Location: Northern Tanzania, 75 miles from Arusha.
History: The National park takes its name from the Tarangire River, which crosses it lengthwise, giving support to a large wildlife population even during the dry season. During this season, between June and October, thousands of animals including wildebeests, zebras, elands, elephants, buffaloes, hartebeests and more migrate from the dry Maasai steppe to the Tarangire River.
Size: 2850 sq km.
Geography / Habitats: It is the sheer vast number of baobabs that first capture the eye as you enter Tarangire National Park. The gently rolling countryside is dotted with these majestic trees, which seem to dwarf the animals that feed beneath them. Lake Burungi area is in the north-western part of the park and a drive in this area will offer you fascinating opportunities to watch large herds of flamingos and other species of birds feeding on aquatic organisms in Lake Burungi. This area also contains an isolated population of Oryx. The landscape and vegetation are incredibly diverse with a mix that is not found anywhere else in the northern safari circuit.

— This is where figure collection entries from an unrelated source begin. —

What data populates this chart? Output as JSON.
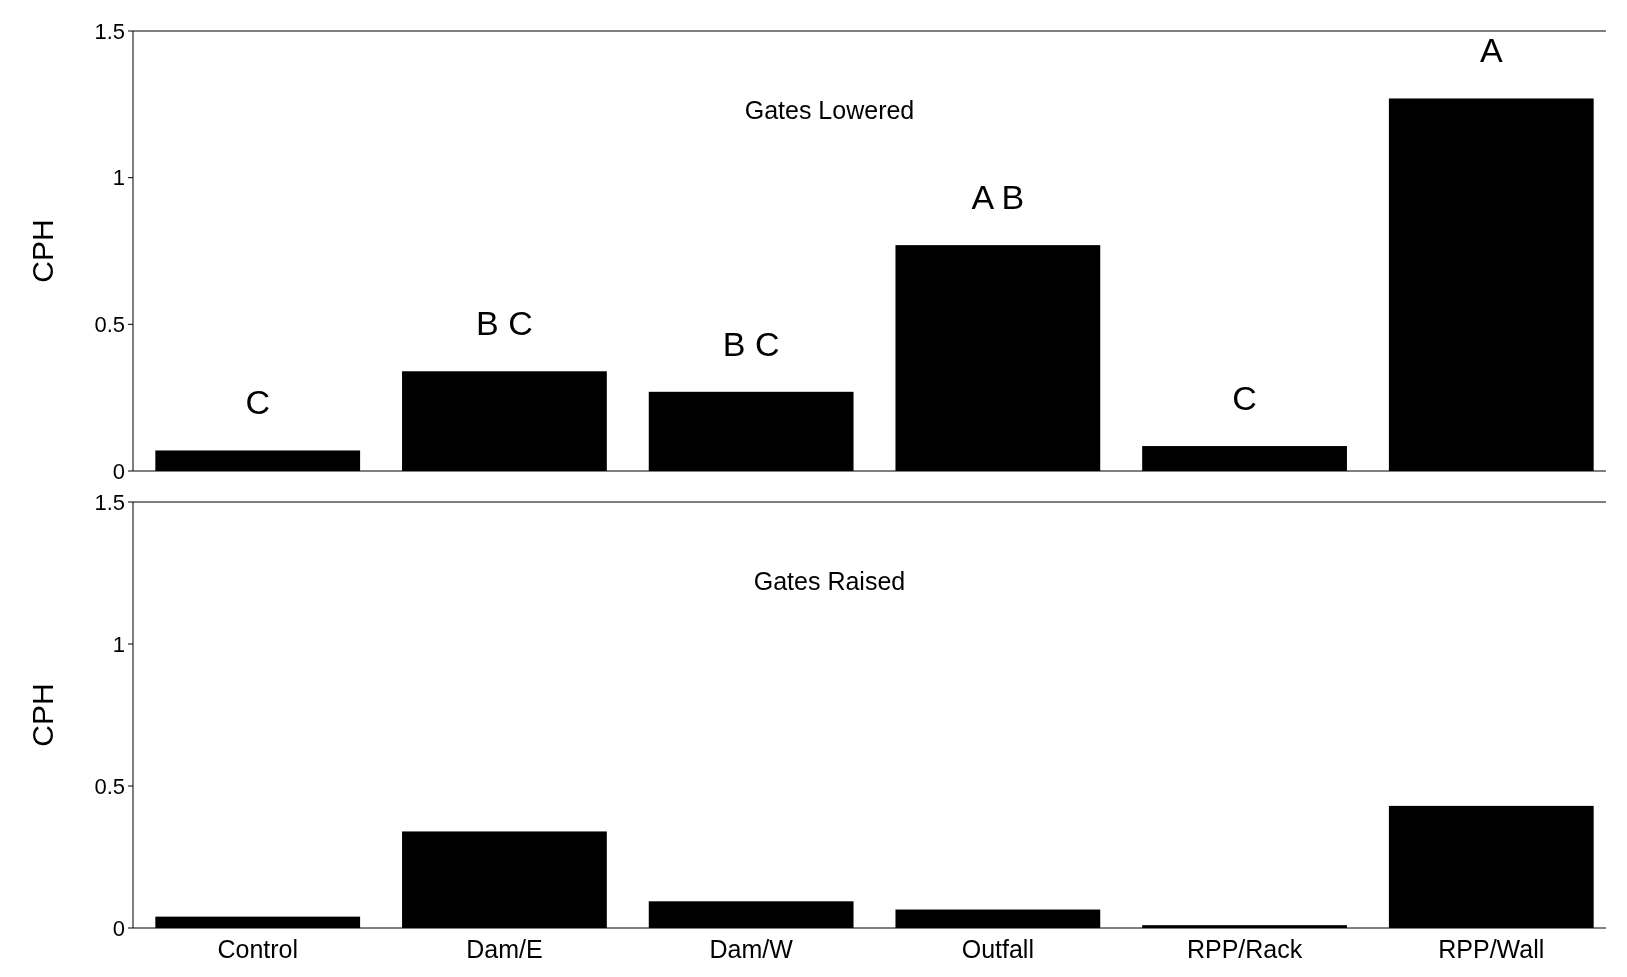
{
  "chart_data": [
    {
      "type": "bar",
      "title": "Gates Lowered",
      "ylabel": "CPH",
      "categories": [
        null,
        null,
        null,
        null,
        null,
        null
      ],
      "values": [
        0.07,
        0.34,
        0.27,
        0.77,
        0.085,
        1.27
      ],
      "color": "#000000",
      "ylim": [
        0,
        1.5
      ],
      "yticks": [
        0,
        0.5,
        1,
        1.5
      ],
      "tick_labels": "y",
      "annotations": [
        "C",
        "B C",
        "B C",
        "A B",
        "C",
        "A"
      ]
    },
    {
      "type": "bar",
      "title": "Gates Raised",
      "ylabel": "CPH",
      "categories": [
        "Control",
        "Dam/E",
        "Dam/W",
        "Outfall",
        "RPP/Rack",
        "RPP/Wall"
      ],
      "values": [
        0.04,
        0.34,
        0.094,
        0.065,
        0.01,
        0.43
      ],
      "color": "#000000",
      "ylim": [
        0,
        1.5
      ],
      "yticks": [
        0,
        0.5,
        1,
        1.5
      ]
    }
  ]
}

Animals: Wildebeest, Lions, Elephant, Rhino, Gazelle, Cheetah, Buffalo, Warthog, hartebeest, long-necked gerenuk, Impala, Zebra, Dik-dik, Leopard, Hyena and fringe-eared oryx. The swamps are the focus for 550 bird varieties, the most breeding species in one habitat anywhere in the world. Tarangire’s pythons climb trees, as do its lions and leopards, lounging in the branches where the fruit of the sausage tree disguises the twitch of a tail.
Of interest: Guided walking safaris. Day trips to Maasai and Barabaig villages, as well as to the hundreds of ancient rock paintings in the vicinity of Kolo on the Dodoma Road
Accommodation Options: Lodges, fixed tented camp, camping and local options outside of the Park.